By design, Google has brought its superfast Google Fiber Gigabit Internet and cable television services to only a small number of communities in the United States as it observes how it is accepted and how it can be deployed on a larger scale over time.
The beneficiaries of those Google Fiber experiments so far include residents in Kansas City, Kan., Kansas City, Mo., Austin, Texas, and Provo, Utah.
But if other communities would like to attract Google to come to their towns and cities with superfast service, they’d better do some homework to make their invitations to Google as sweet as they can make them, according to Joanne Hovis, a communications policy expert and president of CTC Technology & Energy, an independent communications and IT engineering consulting firm that works with public sector and nonprofit clients throughout the U.S.
Hovis, who is also the immediate past president of the National Association of Telecommunications Officers and Advisors (NATOA), wrote a Feb. 11 guest post on the Google Fiber Blog about how local communities can help their own causes in attracting a fiber project in their backyards
“There are certain steps that cities and counties can take that could help attract fiber companies to build private local networks,” Hovis wrote.
Those steps could include making sure that the road right of ways are built to make it as easy and as inexpensive as possible to add new utilities either underground or overhead.
“When private companies build fiber networks, one of the biggest costs is stringing physical fiber lines throughout an entire community, which requires either digging up streets (to put fiber underground) or installing new utility poles (to string fiber in the air),” wrote Hovis .
“If localities want to attract fiber providers, they can help to make this future construction much easier by instituting what’s called a ‘dig once’ policy. Every time the city does road maintenance or needs to dig up streets to reach water or sewer pipes, they can install fiber conduit while they’re already down there.

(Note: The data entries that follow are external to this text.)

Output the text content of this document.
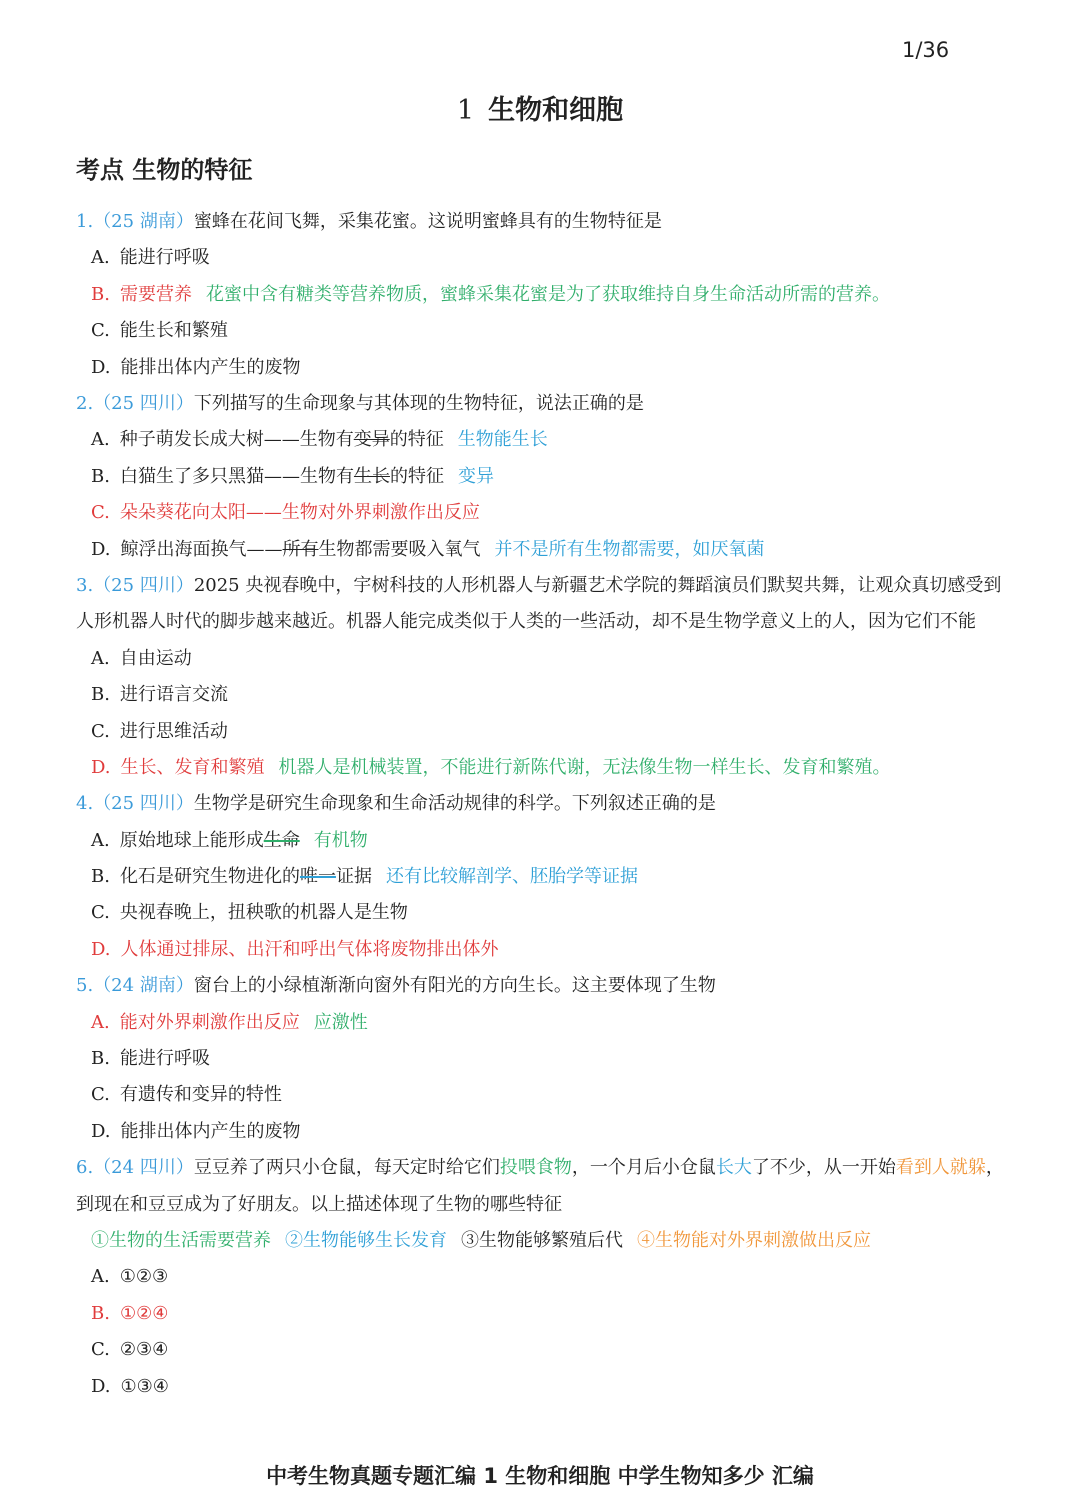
1/36
1 生物和细胞
考点 生物的特征
1.（25 湖南）蜜蜂在花间飞舞，采集花蜜。这说明蜜蜂具有的生物特征是
A. 能进行呼吸
B. 需要营养 花蜜中含有糖类等营养物质，蜜蜂采集花蜜是为了获取维持自身生命活动所需的营养。
C. 能生长和繁殖
D. 能排出体内产生的废物
2.（25 四川）下列描写的生命现象与其体现的生物特征，说法正确的是
A. 种子萌发长成大树——生物有变异的特征 生物能生长
B. 白猫生了多只黑猫——生物有生长的特征 变异
C. 朵朵葵花向太阳——生物对外界刺激作出反应
D. 鲸浮出海面换气——所有生物都需要吸入氧气 并不是所有生物都需要，如厌氧菌
3.（25 四川）2025 央视春晚中，宇树科技的人形机器人与新疆艺术学院的舞蹈演员们默契共舞，让观众真切感受到人形机器人时代的脚步越来越近。机器人能完成类似于人类的一些活动，却不是生物学意义上的人，因为它们不能
A. 自由运动
B. 进行语言交流
C. 进行思维活动
D. 生长、发育和繁殖 机器人是机械装置，不能进行新陈代谢，无法像生物一样生长、发育和繁殖。
4.（25 四川）生物学是研究生命现象和生命活动规律的科学。下列叙述正确的是
A. 原始地球上能形成生命 有机物
B. 化石是研究生物进化的唯一证据 还有比较解剖学、胚胎学等证据
C. 央视春晚上，扭秧歌的机器人是生物
D. 人体通过排尿、出汗和呼出气体将废物排出体外
5.（24 湖南）窗台上的小绿植渐渐向窗外有阳光的方向生长。这主要体现了生物
A. 能对外界刺激作出反应 应激性
B. 能进行呼吸
C. 有遗传和变异的特性
D. 能排出体内产生的废物
6.（24 四川）豆豆养了两只小仓鼠，每天定时给它们投喂食物，一个月后小仓鼠长大了不少，从一开始看到人就躲，到现在和豆豆成为了好朋友。以上描述体现了生物的哪些特征
①生物的生活需要营养 ②生物能够生长发育 ③生物能够繁殖后代 ④生物能对外界刺激做出反应
A. ①②③
B. ①②④
C. ②③④
D. ①③④
中考生物真题专题汇编 1 生物和细胞 中学生物知多少 汇编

“Then, they can make that conduit available for providers to lease and pull their fiber through. Not only is this an attractive option to providers who save the time and expense of digging, but it has the added benefit of reducing future disruption for local citizens (who probably don’t want to deal with a future road closure if it can be avoided),” wrote Hovis.
If that is prohibitive, local governments could instead “install large bundles of fiber and make that available to companies or nonprofits who want to build state-of-the-art broadband,” she wrote. “In our experience, the strategy of building conduit or fiber whenever possible is the single most powerful, cost-effective step a locality can take to enable new network development.”
Google Fiber Only Comes to Cities That Have Done Their Homework
To help encourage such a project, municipalities could also “compile a lot of the local infrastructure information they already have—like where existing utilities are—and make that data accessible to potential network providers,” wrote Hovis. “Making this information available will help potential partners kick-start their network planning without having to survey and record the data themselves. In turn, local governments will be able to start substantive conversations with these providers much faster.”
Another key step to accomplish ahead of any such proposals, she wrote, is to find ways to streamline and standardize any related government processes, such as permits. “By establishing a standard permitting process and publishing it for potential providers to see, localities can clearly indicate to network providers that they’re ready for a major infrastructure project,” wrote Hovis.
“These providers can play a role, too—if they decide to build fiber in an area, they can share their building plans with localities ahead of time, and determine a rolling timeline of permit requests, to save localities from being inundated with thousands of permits at once,” she wrote.
More details and recommendations are available to communities that would like to get ready for the fiber-optic networks that are the future, she wrote. “We also have case studies and engineering analysis, all compiled into a report, which can be found on www.Gigabit-Communities.com. We truly believe that fiber networks are essential to our communities’ future economic and community development, and we hope our experiences can help localities as they work toward that fiber future.”
In January, residents in Provo, Utah, began to get the chance to sign up for their Google Fiber services.
Elsewhere around the nation, Google Fiber deployments continue to be in the news. In Overland Park, Kansas, Google Fiber service was put on hold indefinitely by Google in October 2013, a month after city leaders on Sept. 16 delayed an imminent contract agreement and raised last-minute liability concerns.
The development appeared to be the first time that a community had delayed a decision on Fiber after their discussions with the company, and the first time that Google has then put its original plans on hold just before a decision was scheduled for a final vote.
Google Fiber’s ultra-high-speed Internet and cable television services debuted in Kansas City, Kan., and Kansas City, Mo., in the fall of 2012. In April 2013, Google announced that it would bring the service to Provo, Utah, just eight days after it unveiled plans to bring Google Fiber to Austin, Texas. The Provo project was the third U.S. community to be slated for Fiber service so far. Other cities, including Prairie Village, Kan., Mission Hills, Kan., and Roeland Park, Kan., have also recently approved service plans for Google Fiber.
In the recently announced Austin Fiber project, Google says it plans to start connecting homes by mid-2014. Customers there will have a similar choice of products as those being offered in Kansas City, including Gigabit Internet or Gigabit Internet plus Google Fiber TV service with nearly 200 HDTV channels.